El empresario desafía la visión tradicional del sector hostelero y reclama condiciones de trabajo dignas, rechazando la idealización de las largas jornadas laborales

Durante décadas, las condiciones precarias, los bajos salarios y las extensas jornadas partidas han caracterizado al sector hostelero en España. Camareros, cocineros y personal de sala a menudo enfrentan turnos que superan las 12 horas diarias, además de contratos temporales que ofrecen escasa protección laboral. Esta situación persiste a pesar de la creciente defensa de los derechos laborales y la implementación de normativas destinadas a frenar los abusos en el sector.
Uno de los empresarios que aboga por condiciones laborales justas en la hostelería es Ricardo Gil, quien compartió en TikTok un video en el que rechaza la normalización de demandas laborales excesivas. “El empresario que alardea de que antes se trabajaba más, alardea de explotación”, advirtió enfáticamente.
Gil se refiere a una creencia común en el sector que valora el aguante de jornadas interminables y cuestiona la disposición de las nuevas generaciones para esfuerzos similares. “Eso era lo que se solía decir cuando se trabajaban 16 horas y nadie protestaba. Pero eso fue hace 40 o 50 años, hoy no es así”, aclaró.
“Estás siendo una víctima de un sistema antiguo, y has admitido serlo”
A pesar de los avances sociales y legales, la legislación vigente en España establece un máximo de ocho horas para la jornada ordinaria. No obstante, muchos trabajadores de bares y restaurantes siguen enfrentando la presión de prolongar su tiempo laboral por encima de ese límite.
Gil se dirige tanto a empleadores como a quienes ven el esfuerzo excesivo como parte inherente del oficio: “Dicen que ahora se trabaja 12 horas y se quejan, pero la jornada legal es de 8 horas. Trabajar 12 horas no te convierte en un héroe, sino en una víctima de un sistema antiguo, una víctima que ha aceptado voluntariamente esa condición.”
El empresario sostiene que mantener este modelo se debe a la aceptación pasiva de condiciones laborales anticuadas, que privilegian a los empleados de derechos laborales esenciales. “Algunos no lo aceptaron, por eso no se puede decir que ahora no se trabaja o que antes se hacían jornadas de 16 horas sin problema, porque no es correcto”, enfatizó, subrayando la diferencia entre la realidad pasada y los derechos actuales.
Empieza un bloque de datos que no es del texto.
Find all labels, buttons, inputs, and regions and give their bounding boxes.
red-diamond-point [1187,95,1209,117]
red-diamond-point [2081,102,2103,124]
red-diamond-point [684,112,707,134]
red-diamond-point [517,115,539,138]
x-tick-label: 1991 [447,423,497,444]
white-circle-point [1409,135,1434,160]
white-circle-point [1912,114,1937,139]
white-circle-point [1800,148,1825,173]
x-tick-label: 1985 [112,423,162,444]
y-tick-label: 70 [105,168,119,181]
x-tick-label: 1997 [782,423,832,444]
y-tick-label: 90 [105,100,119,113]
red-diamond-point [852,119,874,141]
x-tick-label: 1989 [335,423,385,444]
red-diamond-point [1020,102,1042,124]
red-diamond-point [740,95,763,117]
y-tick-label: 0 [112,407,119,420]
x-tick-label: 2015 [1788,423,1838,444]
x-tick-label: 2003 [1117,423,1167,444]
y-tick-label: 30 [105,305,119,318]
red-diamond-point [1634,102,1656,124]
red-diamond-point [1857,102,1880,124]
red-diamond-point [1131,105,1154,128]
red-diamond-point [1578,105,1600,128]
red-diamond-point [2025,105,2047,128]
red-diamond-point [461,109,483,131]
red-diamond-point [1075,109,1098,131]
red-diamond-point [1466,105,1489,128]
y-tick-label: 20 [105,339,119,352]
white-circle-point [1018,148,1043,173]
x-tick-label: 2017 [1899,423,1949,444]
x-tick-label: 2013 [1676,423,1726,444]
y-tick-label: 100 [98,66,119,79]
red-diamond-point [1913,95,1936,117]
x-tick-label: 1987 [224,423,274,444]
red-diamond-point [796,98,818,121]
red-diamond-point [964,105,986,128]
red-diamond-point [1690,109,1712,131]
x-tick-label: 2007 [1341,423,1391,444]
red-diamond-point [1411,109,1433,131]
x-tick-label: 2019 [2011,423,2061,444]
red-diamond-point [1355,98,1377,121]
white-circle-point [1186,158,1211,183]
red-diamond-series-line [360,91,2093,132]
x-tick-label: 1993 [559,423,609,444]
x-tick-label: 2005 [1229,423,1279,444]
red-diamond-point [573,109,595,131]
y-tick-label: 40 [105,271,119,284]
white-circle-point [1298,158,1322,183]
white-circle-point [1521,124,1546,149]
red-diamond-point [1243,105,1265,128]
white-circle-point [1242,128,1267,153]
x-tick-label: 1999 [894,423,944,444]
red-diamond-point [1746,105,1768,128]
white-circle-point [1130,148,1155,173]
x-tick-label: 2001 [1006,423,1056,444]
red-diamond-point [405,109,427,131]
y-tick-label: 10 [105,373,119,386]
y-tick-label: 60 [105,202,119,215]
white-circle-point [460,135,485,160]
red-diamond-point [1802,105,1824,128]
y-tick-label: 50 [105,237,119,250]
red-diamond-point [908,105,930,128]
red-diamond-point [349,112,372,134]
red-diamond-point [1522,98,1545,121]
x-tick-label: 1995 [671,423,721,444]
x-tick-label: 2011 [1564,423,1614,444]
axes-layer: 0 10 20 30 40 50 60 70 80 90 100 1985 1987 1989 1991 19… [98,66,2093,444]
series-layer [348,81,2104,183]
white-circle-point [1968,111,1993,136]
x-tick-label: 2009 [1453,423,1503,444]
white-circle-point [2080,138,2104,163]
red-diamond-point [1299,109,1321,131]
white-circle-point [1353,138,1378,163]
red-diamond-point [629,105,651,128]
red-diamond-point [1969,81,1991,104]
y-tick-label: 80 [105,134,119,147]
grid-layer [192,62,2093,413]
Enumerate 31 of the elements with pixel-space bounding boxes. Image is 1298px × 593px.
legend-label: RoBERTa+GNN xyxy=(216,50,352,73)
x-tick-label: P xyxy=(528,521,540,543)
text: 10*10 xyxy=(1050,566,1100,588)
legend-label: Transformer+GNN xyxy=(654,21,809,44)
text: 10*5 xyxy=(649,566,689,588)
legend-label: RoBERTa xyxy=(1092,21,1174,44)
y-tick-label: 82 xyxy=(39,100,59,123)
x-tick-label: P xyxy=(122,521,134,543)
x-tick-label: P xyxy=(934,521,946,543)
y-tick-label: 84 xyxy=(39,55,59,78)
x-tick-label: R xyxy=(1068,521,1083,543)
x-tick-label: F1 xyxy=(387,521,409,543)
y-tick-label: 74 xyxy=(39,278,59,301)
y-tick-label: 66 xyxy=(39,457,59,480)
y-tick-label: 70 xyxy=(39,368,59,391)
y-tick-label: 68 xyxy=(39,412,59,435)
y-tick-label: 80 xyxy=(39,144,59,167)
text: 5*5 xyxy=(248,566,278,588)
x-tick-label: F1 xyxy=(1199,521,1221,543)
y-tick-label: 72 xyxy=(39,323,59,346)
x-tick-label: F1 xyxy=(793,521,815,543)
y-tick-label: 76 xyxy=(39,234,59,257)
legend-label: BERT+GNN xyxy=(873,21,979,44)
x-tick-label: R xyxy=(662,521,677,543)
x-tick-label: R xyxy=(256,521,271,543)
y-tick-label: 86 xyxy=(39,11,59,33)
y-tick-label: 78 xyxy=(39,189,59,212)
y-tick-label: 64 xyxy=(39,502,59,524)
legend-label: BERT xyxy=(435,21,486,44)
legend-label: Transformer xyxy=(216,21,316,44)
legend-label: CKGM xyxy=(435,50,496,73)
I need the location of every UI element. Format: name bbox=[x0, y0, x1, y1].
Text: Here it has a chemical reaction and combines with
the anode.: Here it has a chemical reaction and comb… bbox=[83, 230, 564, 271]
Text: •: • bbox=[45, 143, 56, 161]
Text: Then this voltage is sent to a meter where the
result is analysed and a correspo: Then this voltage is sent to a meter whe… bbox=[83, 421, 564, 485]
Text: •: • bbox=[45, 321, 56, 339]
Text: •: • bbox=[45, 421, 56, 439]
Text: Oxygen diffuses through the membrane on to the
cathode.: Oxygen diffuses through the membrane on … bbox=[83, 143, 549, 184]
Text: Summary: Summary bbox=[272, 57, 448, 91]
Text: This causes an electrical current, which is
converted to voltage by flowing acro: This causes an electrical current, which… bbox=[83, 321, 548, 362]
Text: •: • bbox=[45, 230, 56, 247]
Un modelo enfocado en el respeto a la jornada legal y el bienestar del trabajador
Según Gil, el contexto socioeconómico de 2025 requiere una revisión de los modelos heredados y una transformación en la gestión de los equipos en hostelería. “Estamos en 2025, y aunque con 12 horas ya causa cansancio, la jornada real es de 8. ¿Vas a seguir trabajando 12? No”, planteó. Destaca que el rol del empresario no es promover un sistema basado en el sacrificio personal, sino asegurar el cumplimiento normativo y dignificar la situación de los empleados.
En sus propios establecimientos, Gil explica: “Soy empresario y mi equipo no trabaja ni 9 ni 10 horas, sino 8 horas, ¿entiendes?”. Con esta declaración, defiende una gestión que respeta estrictamente los horarios legales y cuestiona la validez de exigir esfuerzos excesivos bajo la excusa de una supuesta “época dorada” del sector.
Respecto al liderazgo, Gil critica duramente la nostalgia y la valoración del sacrificio excesivo: “Exigir el sacrificio que tú viviste trabajando 16 horas diarias sin quejas no es liderazgo. Eso, en mi opinión, es egoísmo, ¿estamos de acuerdo?”.